Exhibition Hours
Oct 14, 12–5; Oct 16, 12–5; Oct 17, 12–5; Oct 18, 12–5
Sale 2649 - Lot 35
Additional Images
Sale 2649 - Lot 35
NORMAN LEWIS (1909 - 1979)
Untitled (Birds).
Oil on cotton canvas, circa 1951-52. 1295x635 mm; 51x25 inches.
Provenance: acquired directly from the artist, private collection, New York; thence by descent, private collection, North Carolina.
This modernist painting is a striking example of Norman Lewis abstraction of the early 1950s in which birds are the subject. This period of abstraction can be seen as a reflection of Lewis's urban surroundings - echoing shapes and patterns seen in washing lines, tenement windows, storm clouds and birds flying over head.
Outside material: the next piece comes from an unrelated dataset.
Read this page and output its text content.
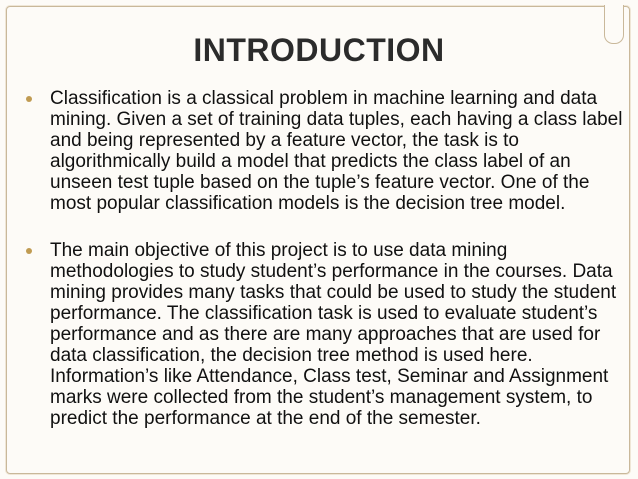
INTRODUCTION
Classification is a classical problem in machine learning and data mining. Given a set of training data tuples, each having a class label and being represented by a feature vector, the task is to algorithmically build a model that predicts the class label of an unseen test tuple based on the tuple’s feature vector. One of the most popular classification models is the decision tree model.
The main objective of this project is to use data mining methodologies to study student’s performance in the courses. Data mining provides many tasks that could be used to study the student performance. The classification task is used to evaluate student’s performance and as there are many approaches that are used for data classification, the decision tree method is used here. Information’s like Attendance, Class test, Seminar and Assignment marks were collected from the student’s management system, to predict the performance at the end of the semester.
Here Lewis displays his distinctive dry brush technique with oil paint, similarly used on both canvas and paper to blur lines and suggest movement.
One of the earliest examples of the subject is his Birds, 1950, a more painterly and expressionist precursor to the subject with swirling brushtrokes of color. That year, with his friend Ad Reinhardt, Lewis participated in the Artists' Sessions at Studio 35, three days of round-table discussions, moderated by Robert Motherwell, sculptor Richard Lippold and MoMA curator Alfred H. Barr, to define the relevant issues for Abstract Expressionism. Lewis was the only African-American artist to participate. In the early 1950s, in addition to several solo exhibitions at the Willard Gallery, Lewis finally achieved some public recognition for his contributions to abstraction. He was first included in the 1951 Abstract Painting and Sculpture in America exhibition at the Museum of Modern Art, New York. In 1952, Lewis also achieved critical acclaim with positive reviews in the New York Herald-Tribune and Art News magazine. He returned to an avian subject again in 1953 with his Migrating Birds, which later won the Popularity Prize at the prestigious Pittsburgh International Exhibition of Contemporary Painting at the Carnegie Institute in 1955. Fine, pl. 31, p 66.